As many of you prepare to end your last semester in undergrad and transition to graduate level in the fall, I offer some jewels of advice to ease the transition.
Assuming you start your graduate program some time in the fall, you have about 5 and a half months as of the date to prepare for your new journey. And in that time, you can do A LOT to aid in your transition to grad school.
Before you ever make it to campus, there’s some strategic things you can do to gain momentum. First, make attempts to chose classes that have some overlapping interests if possible. Why? Depending on department/professor, you may be able to gain feedback from multiple professors on a single project. Or be able to concentrate on a topic area in order to gain greater proficiency earlier on.
Secondly, secure your mentor(s). You may have a hands-off mentality, but you must make sure you have good rapport with these key figures who will aid in your intellectual growth and career aspirations. Develop an idea early on what different mentors bring different assets to the table. Some will be easier to talk to than others, while some will give hyper-detailed feedback and advice. Others don’t give great feedback, but they have great opportunistic for networking and experience. Identifying how mentors and resources can help you is crucial to success in grad school and in your career.

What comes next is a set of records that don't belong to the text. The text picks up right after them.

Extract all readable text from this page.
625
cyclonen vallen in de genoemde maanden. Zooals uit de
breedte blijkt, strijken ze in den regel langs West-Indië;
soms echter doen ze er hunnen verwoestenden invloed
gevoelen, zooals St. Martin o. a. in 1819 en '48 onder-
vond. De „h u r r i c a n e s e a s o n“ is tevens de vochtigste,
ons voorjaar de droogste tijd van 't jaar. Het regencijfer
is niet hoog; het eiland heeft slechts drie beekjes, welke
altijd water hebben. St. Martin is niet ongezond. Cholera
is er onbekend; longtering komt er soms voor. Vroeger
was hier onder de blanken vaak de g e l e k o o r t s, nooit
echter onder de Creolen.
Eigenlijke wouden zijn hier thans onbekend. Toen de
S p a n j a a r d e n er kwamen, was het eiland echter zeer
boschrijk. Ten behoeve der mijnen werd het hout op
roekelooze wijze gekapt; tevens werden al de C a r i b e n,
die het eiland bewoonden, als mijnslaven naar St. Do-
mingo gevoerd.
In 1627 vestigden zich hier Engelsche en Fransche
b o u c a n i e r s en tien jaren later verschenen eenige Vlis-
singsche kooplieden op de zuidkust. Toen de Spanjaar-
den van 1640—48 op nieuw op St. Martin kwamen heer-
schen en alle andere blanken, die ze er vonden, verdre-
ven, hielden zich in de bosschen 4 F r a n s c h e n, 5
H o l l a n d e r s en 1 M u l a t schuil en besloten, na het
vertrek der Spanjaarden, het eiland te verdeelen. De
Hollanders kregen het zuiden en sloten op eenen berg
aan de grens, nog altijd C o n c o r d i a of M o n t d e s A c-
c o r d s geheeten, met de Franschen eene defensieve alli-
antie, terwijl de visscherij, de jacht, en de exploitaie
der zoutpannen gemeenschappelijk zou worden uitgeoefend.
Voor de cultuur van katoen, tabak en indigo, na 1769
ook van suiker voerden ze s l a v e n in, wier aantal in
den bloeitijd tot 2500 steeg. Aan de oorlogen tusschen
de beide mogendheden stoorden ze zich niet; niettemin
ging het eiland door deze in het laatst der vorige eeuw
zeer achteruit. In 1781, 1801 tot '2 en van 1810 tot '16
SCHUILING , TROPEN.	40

Once you make it to campus, what free (or subsidized resources) are available at your campus? As the grad student stipend can be tricky to balance, what you can do is find ways you can save. Checking books out from the library or inter-library loan can go a long way in making your money stretch.
Next, how will you build a sense of community? Search for cultural centers or activities of interest that will allow you to build relationships. These are crucial for mental health and go a long way to provide us with alternative prospective for our work and our life outlooks.
Finally, if you are doing a masters thesis or dissertation, have you at least begun fleshing out some tangible ideas? If not, make sure to take the summer to read the literature, and begin fleshing out projects so when you enter into your program, your advisers and your program can aid you in moving into projects. While our research interests can and often do change, beginning to gain a history of completing projects will greatly aid in your academic journey.
While these few gems are not exhaustive of all you can do to prepare, the point of this post if to bring to your consciousness that between now and entrance into your program in the fall it is totally up to you to make yourself as prepared as possible. FINISH STRONG, SEE YOU IN THE FALL!!!